Donegal Investment Group (DIG) said earlier this month that its “current intention” is to delist from the Irish stock market by the end of August, having returned almost €112 million to investors over a decade after selling most of its assets.
The company, which went through an IPO in 1997 under the name Donegal Creameries following the tie-up of several dairy co-ops, became a cash shell under the rules of Dublin’s junior Euronext Growth market after recently selling its seed potatoes business IPM to Netherlands-based Royal HZPC Group for €13.9 million up front. A further €2.4 million will be held in escrow for two years.
DIG plans to return €15 million of its current €16.4 million of cash to shareholders in June by redeeming more than three-quarters of each investor’s remaining shares, it said in a shareholder circular issued in recent days ahead of its annual general meeting on March 27th.
Alternatively, the company could remain listed if it completed an acquisition constituting a reverse takeover within 12 months of completing the IPM sale last month. However, there is no indication that any such deal is in the offing.
Meanwhile, the stock market days of Malin Corporation, the life sciences investment company that floated just over a decade ago, are also numbered. Malin’s net assets fell by 80 per cent last year to €38.6 million – a third of which was made up of cash – as it continued to sell off stakes in investee companies and return surplus money to shareholders.
The Euronext spokeswoman said, however, that the exchange operator is not currently reviewing the number of constituents of the Iseq 20.

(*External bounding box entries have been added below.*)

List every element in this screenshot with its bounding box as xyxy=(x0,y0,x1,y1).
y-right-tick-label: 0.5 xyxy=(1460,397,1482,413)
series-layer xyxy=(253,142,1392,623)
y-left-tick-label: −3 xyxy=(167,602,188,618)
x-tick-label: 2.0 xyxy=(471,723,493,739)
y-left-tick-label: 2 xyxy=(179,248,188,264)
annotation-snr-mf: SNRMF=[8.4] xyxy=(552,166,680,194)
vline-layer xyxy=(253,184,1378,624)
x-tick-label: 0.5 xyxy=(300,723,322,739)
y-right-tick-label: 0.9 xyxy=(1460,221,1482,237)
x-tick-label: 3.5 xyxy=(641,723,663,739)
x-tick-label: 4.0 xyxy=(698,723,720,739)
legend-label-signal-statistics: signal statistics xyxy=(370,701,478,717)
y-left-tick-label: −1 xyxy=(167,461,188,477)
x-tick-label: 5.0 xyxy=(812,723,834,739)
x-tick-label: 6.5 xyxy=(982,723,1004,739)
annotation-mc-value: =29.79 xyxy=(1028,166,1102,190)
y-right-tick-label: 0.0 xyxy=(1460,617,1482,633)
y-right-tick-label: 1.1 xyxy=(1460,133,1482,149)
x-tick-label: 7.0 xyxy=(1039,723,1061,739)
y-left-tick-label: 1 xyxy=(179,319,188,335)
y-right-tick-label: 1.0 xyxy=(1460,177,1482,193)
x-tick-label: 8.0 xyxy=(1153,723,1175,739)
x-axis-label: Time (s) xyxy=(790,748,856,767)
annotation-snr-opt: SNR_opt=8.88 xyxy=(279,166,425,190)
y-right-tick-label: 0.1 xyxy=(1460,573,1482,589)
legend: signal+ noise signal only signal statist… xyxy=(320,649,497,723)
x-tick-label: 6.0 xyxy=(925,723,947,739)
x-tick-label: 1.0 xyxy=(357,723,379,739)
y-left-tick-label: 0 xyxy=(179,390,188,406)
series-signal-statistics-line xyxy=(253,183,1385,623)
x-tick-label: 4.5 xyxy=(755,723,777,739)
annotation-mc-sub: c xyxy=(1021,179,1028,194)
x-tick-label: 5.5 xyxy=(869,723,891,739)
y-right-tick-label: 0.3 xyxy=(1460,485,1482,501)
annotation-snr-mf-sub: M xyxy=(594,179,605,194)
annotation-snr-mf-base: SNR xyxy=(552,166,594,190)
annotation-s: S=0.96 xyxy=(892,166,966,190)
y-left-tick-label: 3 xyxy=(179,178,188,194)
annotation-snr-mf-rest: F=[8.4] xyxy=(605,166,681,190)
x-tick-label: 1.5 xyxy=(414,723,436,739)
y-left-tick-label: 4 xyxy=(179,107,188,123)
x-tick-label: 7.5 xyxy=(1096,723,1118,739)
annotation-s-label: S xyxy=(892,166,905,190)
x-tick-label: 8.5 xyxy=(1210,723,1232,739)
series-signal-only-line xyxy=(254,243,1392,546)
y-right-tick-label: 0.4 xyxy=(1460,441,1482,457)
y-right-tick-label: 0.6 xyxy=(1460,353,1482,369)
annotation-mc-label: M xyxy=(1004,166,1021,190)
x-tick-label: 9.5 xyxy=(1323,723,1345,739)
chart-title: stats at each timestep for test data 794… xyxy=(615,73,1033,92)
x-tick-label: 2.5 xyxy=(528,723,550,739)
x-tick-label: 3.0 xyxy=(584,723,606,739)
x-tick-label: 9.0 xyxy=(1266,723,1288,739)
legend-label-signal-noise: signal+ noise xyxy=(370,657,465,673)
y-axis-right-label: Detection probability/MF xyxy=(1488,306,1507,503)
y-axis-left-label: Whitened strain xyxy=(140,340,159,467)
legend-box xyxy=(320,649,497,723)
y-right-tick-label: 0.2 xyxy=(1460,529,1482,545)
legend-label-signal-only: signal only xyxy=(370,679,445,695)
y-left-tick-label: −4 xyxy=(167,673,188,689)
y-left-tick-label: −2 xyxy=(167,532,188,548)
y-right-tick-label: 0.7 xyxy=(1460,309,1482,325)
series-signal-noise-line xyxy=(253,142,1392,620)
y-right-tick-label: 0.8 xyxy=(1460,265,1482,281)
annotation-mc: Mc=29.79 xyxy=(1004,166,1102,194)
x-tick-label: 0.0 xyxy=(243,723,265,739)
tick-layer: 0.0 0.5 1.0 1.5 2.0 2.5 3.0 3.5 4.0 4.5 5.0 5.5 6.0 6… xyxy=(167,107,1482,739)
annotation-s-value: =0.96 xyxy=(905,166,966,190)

The rule changes that have seen Hammerson – whose Irish assets also include half of the Pavilions shopping centre in Swords and a landmark redevelopment project centred around the old Carlton Cinema in Dublin – elevated to the Iseq 20 came too late for another overseas company with far deeper Irish roots.
Diageo, owner of the Guinness, Smithwicks and Bailey’s brands, dropped its listings in Dublin and Paris two years ago – while maintaining its main quotation in London and a secondary one in New York – following a review of trading volumes, costs and administrative requirements.
But would a spot in a little-followed index have changed its mind? Unlikely.